We can add the constructor cons, which has type t s -> t x s (read: ``cons takes two arguments, of type t and s respectively, and returns an object of which is a Cartesian product, whose first projection has type t and the second s''). Note that juxtaposition is used for arguments to a function, while the x operator represents a type constructed from two component types.

In adding cons, we have added a new constructor to our language of types:

t ::= ...
    | (t x t)

We can then define car and cdr to represent the projection functions:

|- car : t x s -> t
|- cdr : t x s -> s

However, note that any argument list must still be a tuple whose length is pre-determined and hence cannot be arbitrary. Thus, this cons cannot be used to create lists.

Lists

To circumvent this, we can add lists explicitly to the language. First, we must again extend our type syntax to represent the list type. For simplicity, we shall assume that lists can only contain integers.
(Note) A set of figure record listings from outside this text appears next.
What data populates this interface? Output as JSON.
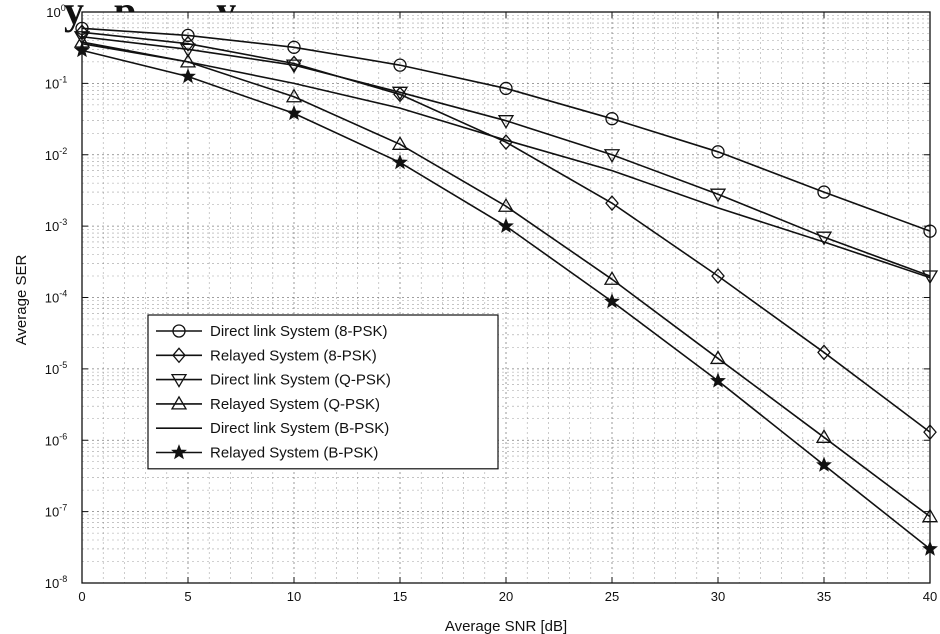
{
  "header_fragment": "y   p        y",
  "chart_data": {
    "type": "line",
    "title": "",
    "xlabel": "Average SNR [dB]",
    "ylabel": "Average SER",
    "xlim": [
      0,
      40
    ],
    "ylim_log10": [
      -8,
      0
    ],
    "y_scale": "log",
    "grid": true,
    "legend_position": "lower-left",
    "x_ticks": [
      0,
      5,
      10,
      15,
      20,
      25,
      30,
      35,
      40
    ],
    "y_ticks": [
      {
        "exp": "0",
        "value": 1
      },
      {
        "exp": "-1",
        "value": 0.1
      },
      {
        "exp": "-2",
        "value": 0.01
      },
      {
        "exp": "-3",
        "value": 0.001
      },
      {
        "exp": "-4",
        "value": 0.0001
      },
      {
        "exp": "-5",
        "value": 1e-05
      },
      {
        "exp": "-6",
        "value": 1e-06
      },
      {
        "exp": "-7",
        "value": 1e-07
      },
      {
        "exp": "-8",
        "value": 1e-08
      }
    ],
    "series": [
      {
        "name": "Direct link System (8-PSK)",
        "marker": "circle",
        "x": [
          0,
          5,
          10,
          15,
          20,
          25,
          30,
          35,
          40
        ],
        "y": [
          0.59,
          0.47,
          0.32,
          0.18,
          0.085,
          0.032,
          0.011,
          0.003,
          0.00085
        ]
      },
      {
        "name": "Relayed System (8-PSK)",
        "marker": "diamond",
        "x": [
          0,
          5,
          10,
          15,
          20,
          25,
          30,
          35,
          40
        ],
        "y": [
          0.52,
          0.36,
          0.19,
          0.07,
          0.015,
          0.0021,
          0.0002,
          1.7e-05,
          1.3e-06
        ]
      },
      {
        "name": "Direct link System (Q-PSK)",
        "marker": "triangle-down",
        "x": [
          0,
          5,
          10,
          15,
          20,
          25,
          30,
          35,
          40
        ],
        "y": [
          0.45,
          0.3,
          0.18,
          0.075,
          0.03,
          0.01,
          0.0028,
          0.0007,
          0.0002
        ]
      },
      {
        "name": "Relayed System (Q-PSK)",
        "marker": "triangle-up",
        "x": [
          0,
          5,
          10,
          15,
          20,
          25,
          30,
          35,
          40
        ],
        "y": [
          0.38,
          0.2,
          0.065,
          0.014,
          0.0019,
          0.00018,
          1.4e-05,
          1.1e-06,
          8.5e-08
        ]
      },
      {
        "name": "Direct link System (B-PSK)",
        "marker": "none",
        "x": [
          0,
          5,
          10,
          15,
          20,
          25,
          30,
          35,
          40
        ],
        "y": [
          0.36,
          0.2,
          0.1,
          0.045,
          0.016,
          0.006,
          0.0018,
          0.0006,
          0.00019
        ]
      },
      {
        "name": "Relayed System (B-PSK)",
        "marker": "star",
        "x": [
          0,
          5,
          10,
          15,
          20,
          25,
          30,
          35,
          40
        ],
        "y": [
          0.29,
          0.125,
          0.038,
          0.0078,
          0.001,
          8.8e-05,
          6.8e-06,
          4.5e-07,
          3e-08
        ]
      }
    ]
  }
}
Then the type of an integer list is ilist:

t ::= ... | ilist

We then specify the types of the following constants and primitives:

null : ilist

cons : int ilist -> ilist

car : ilist -> int
cdr : ilist -> ilist
null? : ilist -> bool
cons? : ilist -> bool

We should consider whether these additions to TLC change the property we stated earlier, ie, that all TLC programs terminate. If we add explicit recursion to our language, we can write programs such as the following:

(reclet f (int -> int)
  (lambda x int (f x))
  (f 0))

This program will not terminate, which is contrary to the original statement.Now the Central Theorem of Typed Languages is: For all programs, if M is of type t and if M evaluates to a value V, then V has the type t.

The addition of pairs to TLC does not change the above statement of the Central Theorem of Typed Languages. However, consider the addition of lists. What happens if we evaluate the expression (car null)? According to the typing rules, null is of type ilist, so the application is well-typed; however, the result of this expression cannot be any meaningful integer. What should the result be?

This leads us to the following dictum: Types are Lies.

Safe Implementations

There are several approaches we can take to resolving this situation. Some of these are:

To preserve the theorem, we can define that operations such as (car null) and (/ 1 0) diverge.
Restate the claim as Typed programs never cause run-time errors; they raise one of the exceptions that are explicitly listed in the specification of the semantics.

The latter solution is preferable to the former one for two reasons: (1) it provides the programmer with useful information about errors, and (2) it closely corresponds to the practice of a large class of language implementations, including Java and ML. We call such language implementations safe.

In a safe implementation, the behavior upon encountering each error is clearly specified. In contrast, an unsafe implementation would depend upon the meta-level error processing. For instance, in C, if an element beyond the end of an array is accessed, the behavior is unspecified: it might yield an error (at the meta-level), or it might blithely return some value. In constrast, a safe language like ML clearly specifies what action to take: for instance, it might contain rules such as

(car null) : int ==> (raise IListEmpty) : int

What we see here is that types alone do not guarantee anything about a language. We also need to have a safe implementation of the programming language to enjoy the guarantees promised by a Type Theorem. However, even if a language is typed and safe, a programmer must think about those phrases in his programs that may raise pre-defined run-time exceptions (such as (car null) or (/ 1 0)). In the future, programming environments like DrScheme will help the programmer reason about such problems. In the PL research literature, there are analysis methods (many developed here at Rice) similar to type-checking that prove the overwhelming majority of these run-time checks can never abort (and hence, can be eliminated). In addition, one form of analysis (called set-based analysis) provides an explanation for each "retained" check showing why the analysis could not eliminate it.